Interviews with nearly two dozen lobbyists, political consultants and lawmakers revealed that DeSantis’ struggles as a presidential candidate have already eroded his influence in Florida. There is a widespread expectation that his candidacy will end in failure. His standing at home may depend on how long he slogs forward in the presidential campaign— and how he will manage his exit from the race if he eventually drops out.
Now, it may be just a matter of time before Florida Republicans, once unflinchingly loyal, seek distance from DeSantis and his hardball governing methods.

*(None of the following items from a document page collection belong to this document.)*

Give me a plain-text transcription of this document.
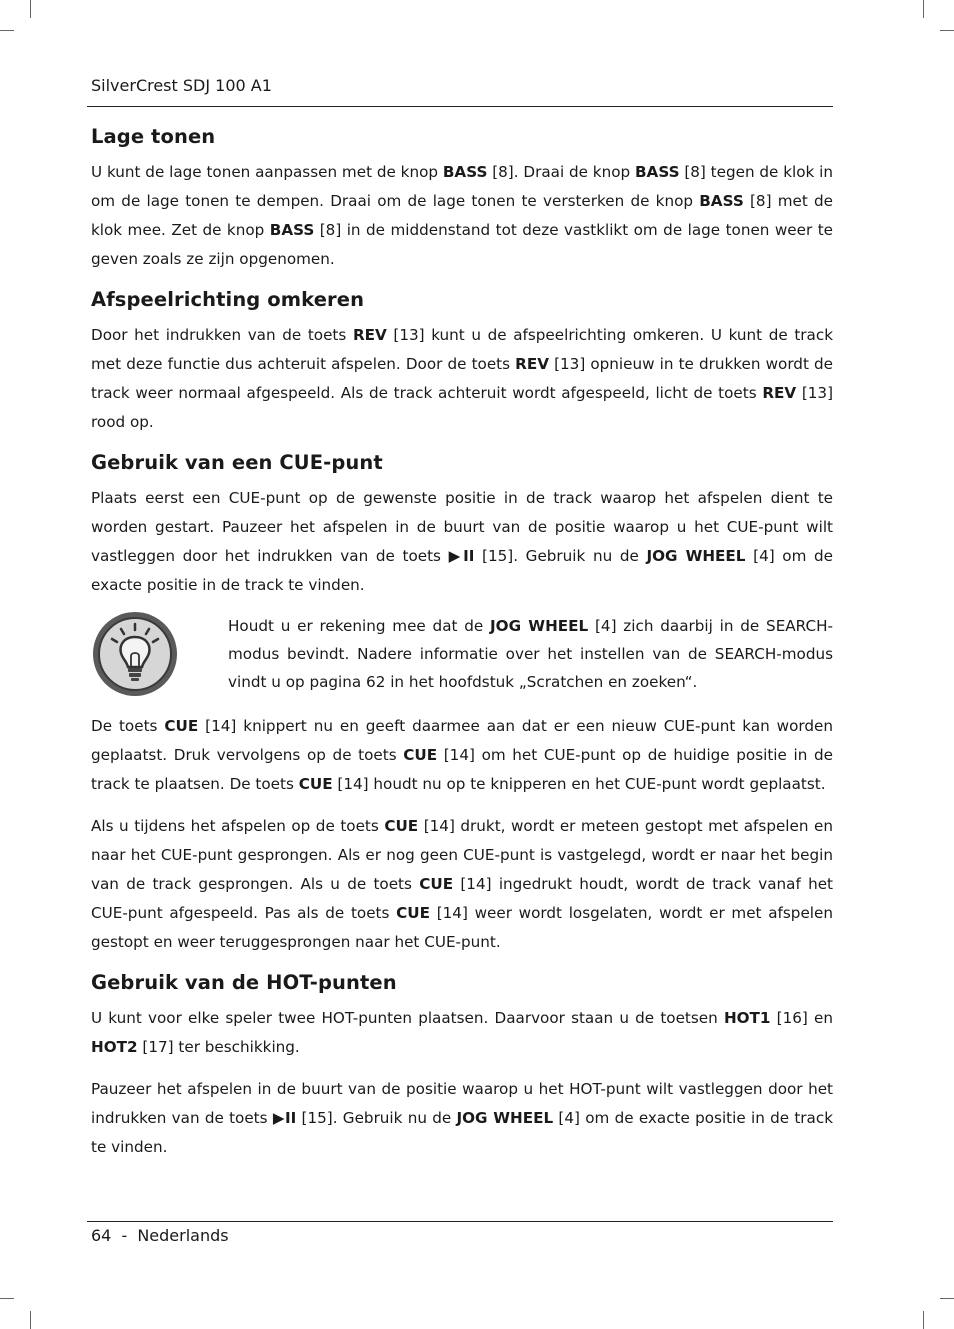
SilverCrest SDJ 100 A1
Lage tonen

U kunt de lage tonen aanpassen met de knop BASS [8]. Draai de knop BASS [8] tegen de klok in om de lage tonen te dempen. Draai om de lage tonen te versterken de knop BASS [8] met de klok mee. Zet de knop BASS [8] in de middenstand tot deze vastklikt om de lage tonen weer te geven zoals ze zijn opgenomen.

Afspeelrichting omkeren

Door het indrukken van de toets REV [13] kunt u de afspeelrichting omkeren. U kunt de track met deze functie dus achteruit afspelen. Door de toets REV [13] opnieuw in te drukken wordt de track weer normaal afgespeeld. Als de track achteruit wordt afgespeeld, licht de toets REV [13] rood op.

Gebruik van een CUE-punt

Plaats eerst een CUE-punt op de gewenste positie in de track waarop het afspelen dient te worden gestart. Pauzeer het afspelen in de buurt van de positie waarop u het CUE-punt wilt vastleggen door het indrukken van de toets ▶II [15]. Gebruik nu de JOG WHEEL [4] om de exacte positie in de track te vinden.

Houdt u er rekening mee dat de JOG WHEEL [4] zich daarbij in de SEARCH-modus bevindt. Nadere informatie over het instellen van de SEARCH-modus vindt u op pagina 62 in het hoofdstuk „Scratchen en zoeken“.

De toets CUE [14] knippert nu en geeft daarmee aan dat er een nieuw CUE-punt kan worden geplaatst. Druk vervolgens op de toets CUE [14] om het CUE-punt op de huidige positie in de track te plaatsen. De toets CUE [14] houdt nu op te knipperen en het CUE-punt wordt geplaatst.

Als u tijdens het afspelen op de toets CUE [14] drukt, wordt er meteen gestopt met afspelen en naar het CUE-punt gesprongen. Als er nog geen CUE-punt is vastgelegd, wordt er naar het begin van de track gesprongen. Als u de toets CUE [14] ingedrukt houdt, wordt de track vanaf het CUE-punt afgespeeld. Pas als de toets CUE [14] weer wordt losgelaten, wordt er met afspelen gestopt en weer teruggesprongen naar het CUE-punt.

Gebruik van de HOT-punten

U kunt voor elke speler twee HOT-punten plaatsen. Daarvoor staan u de toetsen HOT1 [16] en HOT2 [17] ter beschikking.

Pauzeer het afspelen in de buurt van de positie waarop u het HOT-punt wilt vastleggen door het indrukken van de toets ▶II [15]. Gebruik nu de JOG WHEEL [4] om de exacte positie in de track te vinden.

64 - Nederlands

“You don’t get the assumption they are measuring drapes anymore— they are waiting for him to drop out,” one long-time Republican consultant in Tallahassee said of those working for the governor. The consultant, like others quoted in this story, was granted anonymity to freely discuss the sensitive situation.
…DeSantis’ troubles on the campaign trail have emboldened some in his party who are exhausted by his aggressive tactics. The state party last week rescinded a loyalty pledge that would have obligated the GOP primary candidates to endorse the eventual Republican presidential nominee, a stunning turnaround made at the behest of Trump supporters and against DeSantis’ wishes.
A major lobbyist in Tallahassee said: “There’s no love lost between the Legislature and DeSantis... They are faking it. They are waiting long enough to see the king drained of all his power. It’s a slow-motion coup.”
…[S]ome state lawmakers are still bitter that DeSantis’ campaign asked Florida lawmakers to fundraise for him ahead of the GOP debate in August, according to a former Republican officeholder who spoke with them.
“Few members of the Legislature have a relationship with Ron DeSantis,” the person said. “He’s like the Wizard of Oz behind the curtain. You can’t get to him. All you hear about is the great and powerful Oz.”
…State lawmakers will likely be hesitant to openly defy the governor in the immediate future. But the next legislative session, beginning in January, will be underway as Iowa, New Hampshire and South Carolina are voting, and early wins by Trump could effectively end DeSantis’ campaign and dilute his clout in Florida.
Asked about the governor’s standing in Florida, the Trump campaign described DeSantis as “dropping like a rock,” and “failing badly.”
This week, three different Republican members of Florida’s congressional delegation, including Trump stalwarts Reps. Matt Gaetz and Byron Donalds, also began floating their names as candidates for the governor’s race that’s three years away, a move viewed by many as a sign of DeSantis’ waning influence since they wouldn’t rely on his endorsement.